I was born in 1937 in the Borough Park section of Brooklyn, and I lived there until I was almost 14, in 1951. In those days, the neighborhood had a reputation for being Orthodox. It was nowhere near as Orthodox as it is today. During my childhood, children spoke English and nothing but English to their friends, even if they could speak Yiddish to their immigrant parents or grandparents. Not too long ago, I walked down the street and passed some boys playing ball during recess. They not only spoke Yiddish to each other, but they used unadulterated Central (Polish) Yiddish, sounding just like my mother. Were there BTs, or people who had become significantly more Orthodox, in the 1940s and 1950s? I had heard of isolated examples, but for the most part, everybody was assimilating into American culture and modifying their religious practices—or maybe even abandoning them.

How many BTs are there? How big a percentage are they of Orthodox communities? Is this happening all over the United States? A major anthropological development seems to have occurred, in which case it needs to be measured. When did it begin? In the days when I knew the Lubavitcher Hasidim whose dialect I described, it seemed that there were hardly any BTs. I certainly had never heard the expression.

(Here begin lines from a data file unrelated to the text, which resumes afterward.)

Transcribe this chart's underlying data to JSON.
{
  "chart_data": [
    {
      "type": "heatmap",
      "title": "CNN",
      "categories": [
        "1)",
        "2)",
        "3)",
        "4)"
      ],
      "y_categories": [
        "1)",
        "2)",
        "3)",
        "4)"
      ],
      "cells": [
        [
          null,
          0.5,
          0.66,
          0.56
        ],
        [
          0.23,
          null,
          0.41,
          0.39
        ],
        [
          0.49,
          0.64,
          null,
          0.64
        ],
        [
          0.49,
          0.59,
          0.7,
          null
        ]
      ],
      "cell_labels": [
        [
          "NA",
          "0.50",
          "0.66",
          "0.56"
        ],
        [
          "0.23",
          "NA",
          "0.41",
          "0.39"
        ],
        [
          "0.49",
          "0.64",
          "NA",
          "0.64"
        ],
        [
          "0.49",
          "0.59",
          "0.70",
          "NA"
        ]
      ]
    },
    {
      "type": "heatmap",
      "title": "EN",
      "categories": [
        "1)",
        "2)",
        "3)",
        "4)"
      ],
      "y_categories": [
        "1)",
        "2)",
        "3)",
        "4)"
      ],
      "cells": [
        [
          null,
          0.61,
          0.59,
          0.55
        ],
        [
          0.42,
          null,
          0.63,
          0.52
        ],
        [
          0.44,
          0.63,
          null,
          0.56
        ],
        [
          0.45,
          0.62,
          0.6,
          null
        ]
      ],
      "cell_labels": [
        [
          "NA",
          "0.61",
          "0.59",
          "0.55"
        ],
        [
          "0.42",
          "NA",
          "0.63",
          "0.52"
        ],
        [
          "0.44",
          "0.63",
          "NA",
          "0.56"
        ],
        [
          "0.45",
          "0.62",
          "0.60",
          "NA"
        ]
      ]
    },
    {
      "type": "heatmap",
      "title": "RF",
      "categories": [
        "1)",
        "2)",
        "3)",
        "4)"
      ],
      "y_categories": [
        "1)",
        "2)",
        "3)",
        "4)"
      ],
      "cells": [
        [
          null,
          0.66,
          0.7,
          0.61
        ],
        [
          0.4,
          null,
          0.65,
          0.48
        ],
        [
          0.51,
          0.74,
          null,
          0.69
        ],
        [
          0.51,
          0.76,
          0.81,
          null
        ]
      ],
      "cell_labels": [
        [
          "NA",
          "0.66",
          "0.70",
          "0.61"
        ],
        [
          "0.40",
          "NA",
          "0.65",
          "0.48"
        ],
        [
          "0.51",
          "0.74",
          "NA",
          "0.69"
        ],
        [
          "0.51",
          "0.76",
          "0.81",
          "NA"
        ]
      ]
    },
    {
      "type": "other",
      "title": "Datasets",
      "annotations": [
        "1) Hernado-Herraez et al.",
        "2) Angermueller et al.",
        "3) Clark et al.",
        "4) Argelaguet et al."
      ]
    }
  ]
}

Why do people become BTs? Salvation doesn’t seem to be an issue. Instead, faith seems to be a reward for obeying the commandments, as suggested by the order of the words na’aseh v’nishma (We will do and we will understand). In Benor’s words, “The order of the two actions suggests that knowledge and spiritual transformation can be secondary to religious behavior, a trope common among BTs” (4).

Becoming Frum tells us very much about clicks, intonation, phrasal verbs, food, clothing, and culture. This information makes us hunger for another book—a book about both statistics and motivation.

Reference

Jochnowitz, George. “Bilingualism and Dialect Mixture among Lubavitcher Hasidic Children.” In American Speech Vol. 43, No. 3 (1968).

This review appeared in the Journal of Multilingual and Multicultural Development, Vol. 36, No. 2. 2015.